In art school, Douville focused on commercial art and especially enjoyed typography, the art of lettering.
“That’s where I got my highest marks!”
He worked for a year in Edmonton, making decals and banners before coming back to Creston.
“With $86 worth of brushes and supplies I started out in business,” he laughed. “It was pretty lean at first.”
His competition was “an old sign painter in a station wagon,” who made Creston a regular stop as he plied his trade throughout Alberta and B.C.
“He used to bang out signs like you wouldn’t believe!”
Douville worked out of his mom and dad’s house for a few months before renting of space behind optometrist Herb Dodd’s office on 10th Avenue North.
“One of my first customers was the Creston Valley wildlife centre — it was in its first year and I designed their logo and made all of their area signs and decals.”
In September 1975, D-Signs relocated to 12th Avenue North. The building burned to the ground two years later.
“There was nothing left.”
He was told the fire was likely an electrical issue, but he has always believed it was started by shellac-soaked rags combusting spontaneously.
“I was at a Rotary meeting when I learned the fire had started. It was the day before Elvis died. After a half-hour, the building was gone. Thankfully, I had insurance.”
A new building was erected on the same site, built by Martin Bros. Construction.
“Ralph Casemore was working for Fred Castellarin and my building was his first job,” Douville said. “Ralph and his son also did the block work upstairs this fall.”
The D-Signs building has been purchased by Douville’s daughter, Paulette, and son-in-law, Todd Francouer, who will occupy a newly constructed residence above and rent out the main floor’s commercial space.
Last week, Lucien sat in the office from which he has worked for 40 years, pointing out equipment that has been sold. He looked around at dozens of rolls of paper and vinyl, reminiscing about the first cedar signs he made.
“My favourite is probably that one,” he said, pointing to a photo of one of the Welcome to Creston signs that greet visitors from the south, east and west.
“Mayor Lela Irvine supported me to get that job done,” he said.
He points fondly to other designs for the wildlife centre and Town of Creston.
“I actually designed the Town of Creston logo when I was in art school.”
Another favourite is the one that hung outside his shop for decades — the distinctive cedar sign with brightly-coloured paintbrushes.
“I like to make signs that illustrate what a business does.”
That sign has found a new home at the Creston Museum.
Most of the signs he has made were created in the large shop below his office. A huge garage door allows entry for large vehicles.
“I’ve painted a lot of vehicles in my time — too many to count.”
In the early 1980s, D-Signs changed the face of Creston’s commercial properties with the introduction of signs, the lettering cut from Styrofoam sheets. Creston businesses stood out as unique on the Highway 3 corridor, with the three-dimensional signs creating a distinctive look.
“It’s too bad they didn’t last longer,” he smiled.
Retirement for Lucien Douville doesn’t necessarily spell a complete end to his career.

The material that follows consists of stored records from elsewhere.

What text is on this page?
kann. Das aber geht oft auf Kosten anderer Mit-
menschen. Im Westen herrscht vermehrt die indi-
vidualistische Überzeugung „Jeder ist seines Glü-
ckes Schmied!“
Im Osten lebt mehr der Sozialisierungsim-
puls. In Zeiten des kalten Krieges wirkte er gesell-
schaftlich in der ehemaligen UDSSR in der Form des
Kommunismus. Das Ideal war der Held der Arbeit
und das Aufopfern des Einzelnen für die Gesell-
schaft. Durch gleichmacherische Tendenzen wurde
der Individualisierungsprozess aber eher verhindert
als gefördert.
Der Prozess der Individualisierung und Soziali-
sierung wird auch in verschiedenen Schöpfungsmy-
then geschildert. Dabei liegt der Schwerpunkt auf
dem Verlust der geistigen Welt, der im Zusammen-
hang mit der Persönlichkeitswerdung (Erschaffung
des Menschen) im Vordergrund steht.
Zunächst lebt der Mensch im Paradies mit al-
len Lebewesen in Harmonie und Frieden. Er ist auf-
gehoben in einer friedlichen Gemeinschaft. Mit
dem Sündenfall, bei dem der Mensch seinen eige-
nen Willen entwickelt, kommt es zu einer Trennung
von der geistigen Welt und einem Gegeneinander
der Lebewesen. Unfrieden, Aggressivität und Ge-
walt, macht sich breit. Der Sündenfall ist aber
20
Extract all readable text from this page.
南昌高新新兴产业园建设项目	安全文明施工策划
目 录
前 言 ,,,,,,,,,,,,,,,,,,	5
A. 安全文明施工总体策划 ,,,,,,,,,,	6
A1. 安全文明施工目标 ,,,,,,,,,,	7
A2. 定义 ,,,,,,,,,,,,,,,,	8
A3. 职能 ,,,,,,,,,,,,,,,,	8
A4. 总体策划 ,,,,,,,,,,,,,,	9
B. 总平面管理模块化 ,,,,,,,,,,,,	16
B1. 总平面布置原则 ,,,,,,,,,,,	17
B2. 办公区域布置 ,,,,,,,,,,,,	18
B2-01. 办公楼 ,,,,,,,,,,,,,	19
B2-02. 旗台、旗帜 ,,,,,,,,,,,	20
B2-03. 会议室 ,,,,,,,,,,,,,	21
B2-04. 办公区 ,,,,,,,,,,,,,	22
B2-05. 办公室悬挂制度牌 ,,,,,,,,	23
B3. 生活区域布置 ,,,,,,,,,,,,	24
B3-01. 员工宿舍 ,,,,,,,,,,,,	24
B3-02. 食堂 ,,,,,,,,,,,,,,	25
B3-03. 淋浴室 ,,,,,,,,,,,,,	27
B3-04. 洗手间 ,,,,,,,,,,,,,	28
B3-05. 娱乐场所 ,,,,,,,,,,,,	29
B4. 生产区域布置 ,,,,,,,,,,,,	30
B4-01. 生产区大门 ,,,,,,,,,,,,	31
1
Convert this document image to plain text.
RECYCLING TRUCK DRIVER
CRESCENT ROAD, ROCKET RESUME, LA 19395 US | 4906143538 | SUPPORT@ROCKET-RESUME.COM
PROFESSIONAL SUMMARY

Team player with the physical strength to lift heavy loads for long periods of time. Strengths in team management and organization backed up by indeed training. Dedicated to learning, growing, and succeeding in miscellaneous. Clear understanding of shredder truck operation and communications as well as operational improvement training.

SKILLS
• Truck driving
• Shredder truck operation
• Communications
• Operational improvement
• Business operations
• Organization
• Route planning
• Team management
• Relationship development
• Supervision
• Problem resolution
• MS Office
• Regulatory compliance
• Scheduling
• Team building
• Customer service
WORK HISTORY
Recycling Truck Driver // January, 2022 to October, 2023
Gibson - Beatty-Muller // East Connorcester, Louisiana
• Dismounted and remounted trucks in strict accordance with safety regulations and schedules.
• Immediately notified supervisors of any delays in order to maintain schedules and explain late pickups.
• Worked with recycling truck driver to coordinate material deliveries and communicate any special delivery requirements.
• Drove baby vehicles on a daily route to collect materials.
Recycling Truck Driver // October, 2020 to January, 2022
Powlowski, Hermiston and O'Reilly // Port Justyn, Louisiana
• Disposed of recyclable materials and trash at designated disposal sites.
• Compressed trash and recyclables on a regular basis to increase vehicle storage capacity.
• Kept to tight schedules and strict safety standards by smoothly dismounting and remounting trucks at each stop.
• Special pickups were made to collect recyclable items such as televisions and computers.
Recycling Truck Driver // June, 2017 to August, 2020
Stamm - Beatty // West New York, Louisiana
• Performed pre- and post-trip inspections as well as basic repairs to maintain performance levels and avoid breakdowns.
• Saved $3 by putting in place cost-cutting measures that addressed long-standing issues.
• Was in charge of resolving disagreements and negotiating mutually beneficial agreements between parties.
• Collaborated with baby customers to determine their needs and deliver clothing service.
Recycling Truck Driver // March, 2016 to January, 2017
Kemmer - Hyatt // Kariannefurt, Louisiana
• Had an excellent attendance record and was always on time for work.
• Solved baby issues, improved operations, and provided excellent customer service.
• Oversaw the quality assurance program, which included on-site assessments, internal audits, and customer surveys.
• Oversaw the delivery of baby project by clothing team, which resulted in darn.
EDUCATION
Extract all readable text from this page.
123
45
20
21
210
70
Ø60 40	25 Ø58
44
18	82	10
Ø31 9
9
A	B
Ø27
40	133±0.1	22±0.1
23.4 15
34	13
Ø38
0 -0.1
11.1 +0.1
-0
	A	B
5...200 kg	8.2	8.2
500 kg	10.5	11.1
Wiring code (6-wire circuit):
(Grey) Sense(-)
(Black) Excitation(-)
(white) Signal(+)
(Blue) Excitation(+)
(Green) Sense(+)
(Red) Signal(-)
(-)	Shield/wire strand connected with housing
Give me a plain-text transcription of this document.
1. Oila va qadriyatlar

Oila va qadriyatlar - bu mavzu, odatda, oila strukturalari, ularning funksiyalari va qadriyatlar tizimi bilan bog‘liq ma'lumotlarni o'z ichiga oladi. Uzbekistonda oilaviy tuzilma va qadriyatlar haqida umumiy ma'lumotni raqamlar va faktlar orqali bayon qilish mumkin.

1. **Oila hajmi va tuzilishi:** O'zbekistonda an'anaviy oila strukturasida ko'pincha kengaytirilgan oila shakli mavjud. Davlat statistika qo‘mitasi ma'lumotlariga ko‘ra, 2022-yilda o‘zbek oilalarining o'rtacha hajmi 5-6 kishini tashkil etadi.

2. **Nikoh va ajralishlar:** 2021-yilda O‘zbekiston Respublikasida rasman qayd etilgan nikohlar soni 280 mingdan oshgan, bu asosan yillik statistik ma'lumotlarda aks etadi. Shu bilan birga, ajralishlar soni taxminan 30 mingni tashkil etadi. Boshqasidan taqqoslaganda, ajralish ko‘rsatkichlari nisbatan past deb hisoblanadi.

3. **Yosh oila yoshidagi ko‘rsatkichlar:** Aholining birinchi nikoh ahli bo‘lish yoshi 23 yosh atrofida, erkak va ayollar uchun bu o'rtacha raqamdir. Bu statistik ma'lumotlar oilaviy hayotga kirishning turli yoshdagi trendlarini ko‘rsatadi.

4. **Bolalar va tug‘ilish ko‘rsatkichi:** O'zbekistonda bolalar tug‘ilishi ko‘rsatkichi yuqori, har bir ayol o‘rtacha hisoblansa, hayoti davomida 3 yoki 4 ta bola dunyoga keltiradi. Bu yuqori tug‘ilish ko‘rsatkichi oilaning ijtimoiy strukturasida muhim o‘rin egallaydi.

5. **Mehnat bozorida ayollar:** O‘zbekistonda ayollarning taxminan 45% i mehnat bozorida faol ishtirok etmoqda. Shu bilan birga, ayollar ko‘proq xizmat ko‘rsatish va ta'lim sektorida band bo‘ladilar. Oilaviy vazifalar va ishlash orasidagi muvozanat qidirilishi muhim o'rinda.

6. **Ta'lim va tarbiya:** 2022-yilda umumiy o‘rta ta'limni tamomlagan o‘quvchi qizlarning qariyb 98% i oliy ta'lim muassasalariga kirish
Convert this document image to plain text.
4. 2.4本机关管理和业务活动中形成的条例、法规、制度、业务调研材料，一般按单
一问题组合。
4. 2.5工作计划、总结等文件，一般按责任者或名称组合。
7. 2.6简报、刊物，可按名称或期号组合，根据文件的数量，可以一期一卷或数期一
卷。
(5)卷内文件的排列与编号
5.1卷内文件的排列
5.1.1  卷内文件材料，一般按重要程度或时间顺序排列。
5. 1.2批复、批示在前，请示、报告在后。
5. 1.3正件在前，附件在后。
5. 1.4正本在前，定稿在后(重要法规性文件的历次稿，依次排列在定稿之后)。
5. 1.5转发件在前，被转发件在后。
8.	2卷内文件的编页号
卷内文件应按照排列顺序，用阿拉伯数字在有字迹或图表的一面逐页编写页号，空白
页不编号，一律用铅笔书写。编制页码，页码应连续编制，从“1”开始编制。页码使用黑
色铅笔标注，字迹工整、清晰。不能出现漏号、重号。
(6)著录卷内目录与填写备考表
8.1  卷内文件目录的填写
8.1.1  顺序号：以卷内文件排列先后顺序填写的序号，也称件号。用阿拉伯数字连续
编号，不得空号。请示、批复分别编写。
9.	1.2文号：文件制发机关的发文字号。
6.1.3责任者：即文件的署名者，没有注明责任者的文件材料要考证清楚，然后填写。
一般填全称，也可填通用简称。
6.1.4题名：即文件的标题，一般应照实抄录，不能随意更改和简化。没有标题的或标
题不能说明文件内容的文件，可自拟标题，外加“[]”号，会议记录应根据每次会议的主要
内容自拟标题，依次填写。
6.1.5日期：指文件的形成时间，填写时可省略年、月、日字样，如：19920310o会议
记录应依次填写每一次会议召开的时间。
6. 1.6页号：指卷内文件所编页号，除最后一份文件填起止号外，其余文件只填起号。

“I’ll probably dabble a bit. I worry about being bored, but I can also help Denise with some design work.”
His daughter, Denise, runs a successful sign and design shop in Lethbridge, Alta., having learned the trade working at her father’s side as a young woman.
He does look forward to not having to get up and walking across the alley to get to work, but he has no regrets.
“I was never bored here — every job is different.”